A treacherous and base Villain, executed at Tyburn, 11th of March, 1768, for robbing and setting fire to his Benefactor's House
EARLY in life Sampson gave proofs of an extraordinary genius for drawing, to which his friends afforded proper encouragement, and his progress in the art was exceedingly rapid. The youth's uncommon talents being mentioned to the Duke of Richmond, his Grace engaged him in his service on very liberal terms, and employed masters properly qualified to afford every possible improvement to his fine genius. Afterwards the Duke warmly recommended Sampson to the patronage of the Right Honourable General Conway, who appointed him one of the draughtsmen to the Tower.
The greatest part of his time that was not engaged in a necessary attention to the duties of his office Sampson employed in making copies of the natural curiosities in the British Museum and in the conversation of learned and ingenious men, by whom that celebrated library was frequented; and he was so highly esteemed, both by the Duke of Richmond and General Conway, that he had free access to them on all occasions. Having married an upper servant in the General's family, he appeared to live in a state of great felicity; but unfortunately he maintained an illicit intercourse with some women of debauched principles, whose extravagances involved him in many embarrassments.
Being allowed the liberty of amusing himself in the General's library, he learned that money and papers of consequence were kept there; and this tempted him to the fatal resolution of robbing his benefactor and setting fire to the house, as a means of covering up his guilt. Having concealed himself in the house, he waited till he supposed the family had retired to rest, and then entered the library, where he stole property to a considerable amount and set fire to some of the furniture.

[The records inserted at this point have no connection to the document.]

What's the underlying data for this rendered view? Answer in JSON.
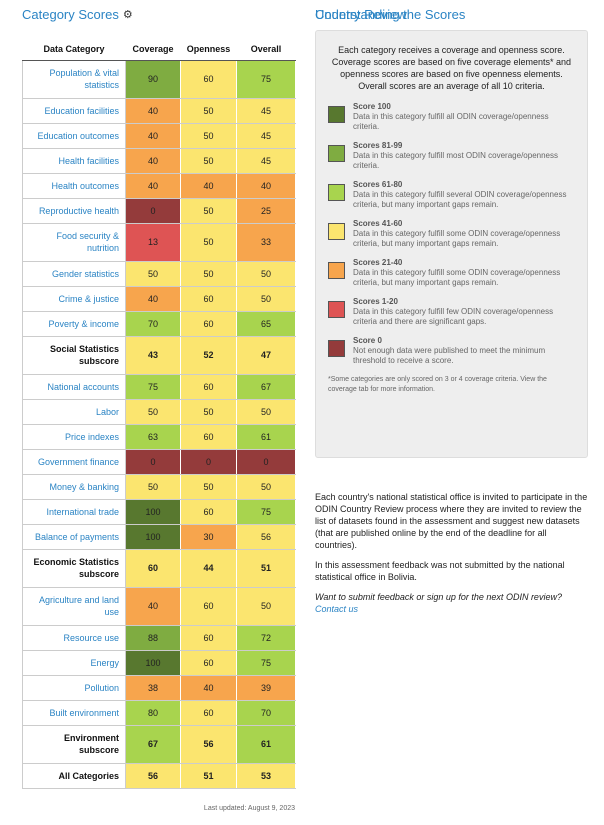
{
  "left": {
    "title": "Category Scores",
    "gear_icon": "gear-icon",
    "columns": {
      "category": "Data Category",
      "coverage": "Coverage",
      "openness": "Openness",
      "overall": "Overall"
    },
    "rows": [
      {
        "category": "Population & vital statistics",
        "coverage": "90",
        "openness": "60",
        "overall": "75",
        "subscore": false
      },
      {
        "category": "Education facilities",
        "coverage": "40",
        "openness": "50",
        "overall": "45",
        "subscore": false
      },
      {
        "category": "Education outcomes",
        "coverage": "40",
        "openness": "50",
        "overall": "45",
        "subscore": false
      },
      {
        "category": "Health facilities",
        "coverage": "40",
        "openness": "50",
        "overall": "45",
        "subscore": false
      },
      {
        "category": "Health outcomes",
        "coverage": "40",
        "openness": "40",
        "overall": "40",
        "subscore": false
      },
      {
        "category": "Reproductive health",
        "coverage": "0",
        "openness": "50",
        "overall": "25",
        "subscore": false
      },
      {
        "category": "Food security & nutrition",
        "coverage": "13",
        "openness": "50",
        "overall": "33",
        "subscore": false
      },
      {
        "category": "Gender statistics",
        "coverage": "50",
        "openness": "50",
        "overall": "50",
        "subscore": false
      },
      {
        "category": "Crime & justice",
        "coverage": "40",
        "openness": "60",
        "overall": "50",
        "subscore": false
      },
      {
        "category": "Poverty & income",
        "coverage": "70",
        "openness": "60",
        "overall": "65",
        "subscore": false
      },
      {
        "category": "Social Statistics subscore",
        "coverage": "43",
        "openness": "52",
        "overall": "47",
        "subscore": true
      },
      {
        "category": "National accounts",
        "coverage": "75",
        "openness": "60",
        "overall": "67",
        "subscore": false
      },
      {
        "category": "Labor",
        "coverage": "50",
        "openness": "50",
        "overall": "50",
        "subscore": false
      },
      {
        "category": "Price indexes",
        "coverage": "63",
        "openness": "60",
        "overall": "61",
        "subscore": false
      },
      {
        "category": "Government finance",
        "coverage": "0",
        "openness": "0",
        "overall": "0",
        "subscore": false
      },
      {
        "category": "Money & banking",
        "coverage": "50",
        "openness": "50",
        "overall": "50",
        "subscore": false
      },
      {
        "category": "International trade",
        "coverage": "100",
        "openness": "60",
        "overall": "75",
        "subscore": false
      },
      {
        "category": "Balance of payments",
        "coverage": "100",
        "openness": "30",
        "overall": "56",
        "subscore": false
      },
      {
        "category": "Economic Statistics subscore",
        "coverage": "60",
        "openness": "44",
        "overall": "51",
        "subscore": true
      },
      {
        "category": "Agriculture and land use",
        "coverage": "40",
        "openness": "60",
        "overall": "50",
        "subscore": false
      },
      {
        "category": "Resource use",
        "coverage": "88",
        "openness": "60",
        "overall": "72",
        "subscore": false
      },
      {
        "category": "Energy",
        "coverage": "100",
        "openness": "60",
        "overall": "75",
        "subscore": false
      },
      {
        "category": "Pollution",
        "coverage": "38",
        "openness": "40",
        "overall": "39",
        "subscore": false
      },
      {
        "category": "Built environment",
        "coverage": "80",
        "openness": "60",
        "overall": "70",
        "subscore": false
      },
      {
        "category": "Environment subscore",
        "coverage": "67",
        "openness": "56",
        "overall": "61",
        "subscore": true
      },
      {
        "category": "All Categories",
        "coverage": "56",
        "openness": "51",
        "overall": "53",
        "subscore": true
      }
    ],
    "updated": "Last updated: August 9, 2023"
  },
  "right": {
    "title": "Understanding the Scores",
    "intro": "Each category receives a coverage and openness score. Coverage scores are based on five coverage elements* and openness scores are based on five openness elements. Overall scores are an average of all 10 criteria.",
    "legend": [
      {
        "title": "Score 100",
        "desc": "Data in this category fulfill all ODIN coverage/openness criteria.",
        "color": "#58782f"
      },
      {
        "title": "Scores 81-99",
        "desc": "Data in this category fulfill most ODIN coverage/openness criteria.",
        "color": "#7fac41"
      },
      {
        "title": "Scores 61-80",
        "desc": "Data in this category fulfill several ODIN coverage/openness criteria, but many important gaps remain.",
        "color": "#a8d44e"
      },
      {
        "title": "Scores 41-60",
        "desc": "Data in this category fulfill some ODIN coverage/openness criteria, but many important gaps remain.",
        "color": "#fbe56f"
      },
      {
        "title": "Scores 21-40",
        "desc": "Data in this category fulfill some ODIN coverage/openness criteria, but many important gaps remain.",
        "color": "#f7a54d"
      },
      {
        "title": "Scores 1-20",
        "desc": "Data in this category fulfill few ODIN coverage/openness criteria and there are significant gaps.",
        "color": "#de5454"
      },
      {
        "title": "Score 0",
        "desc": "Not enough data were published to meet the minimum threshold to receive a score.",
        "color": "#943b3b"
      }
    ],
    "footnote": "*Some categories are only scored on 3 or 4 coverage criteria. View the coverage tab for more information.",
    "country_review": {
      "title": "Country Review",
      "p1": "Each country's national statistical office is invited to participate in the ODIN Country Review process where they are invited to review the list of datasets found in the assessment and suggest new datasets (that are published online by the end of the deadline for all countries).",
      "p2": "In this assessment feedback was not submitted by the national statistical office in Bolivia.",
      "question": "Want to submit feedback or sign up for the next ODIN review?",
      "link": "Contact us"
    }
  }
}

About six in the morning the General was alarmed by the cry of "Fire!" and perceived smoke issuing from the library; but he would not permit the door to be opened till the engines arrived, lest the flames should burst out and communicate to the other parts of the building. The engines being ready to play, he directed the firemen to use their endeavours to secure a writing-table that stood in a corner of the room, several bank-notes being deposited in a drawer thereof. This table was brought out, part of it being burned, and the drawer open in which the bank-notes had been deposited. The General put all the papers he found in the drawer into his pocket.
When the confusion occasioned by the supposed accident had subsided, the General examined the papers taken out of the drawer, and missing a bank-note of five hundred pounds, and four of one hundred pounds each, concluded that the room had been fired for the purpose of concealing the robbery.
All the domestics in the house had lived many years in the General's service, and he had the firmest confidence in their fidelity; but in order to secure his property, and discover the author of the horrid fact, which he strongly suspected to have been committed by some person well acquainted with his house, he made application to the bank, where he learned that the note for five hundred pounds had been already changed for others of smaller value; and, from the description of the person who had changed it, his suspicions were fixed on Sampson.
It was now determined that Mr Camp, who had received the note, and Mr Lambert, who had delivered the smaller ones on Camp's ticket, should attend at the Duke of Richmond's house at an appointed hour.
The Duke sent a servant to Sampson's lodgings, desiring to see him on business; and he presently attended, and entered into conversation on different subjects with his Grace and General Conway. The above-mentioned clerks of the bank were introduced, and, immediately recognising the person of Sampson, a signal was made that had been before agreed on; in consequence of which the General accused Sampson of the robbery and setting fire to the library. For some time he steadily denied the charge, but, finding no possibility of confuting the evidence of Camp and Lambert, he at length confessed all the particulars of his guilt.
Sampson's lodgings at Pimlico were searched, and the two notes received at the bank and the four stolen from the drawer of the writing-table were found. The delinquent, being taken before Sir John Fielding, was committed to Newgate in order for trial, which came on at the following sessions at the Old Bailey, when he was convicted, and sentenced to be hanged.
While he remained in Newgate he regularly attended prayers in the chapel, and on the morning of his execution he received the Sacrament. The passage of carriages being obstructed by the pavement being broken up in Holborn, Sampson was conveyed through Smithfield, Cow Cross, Turnmill Street and the King's Road to Tyburn, where he acknowledged the justice of his sentence, and, after some time employed in prayer, suffered the punishment due to his offences, on 11th March, 1768.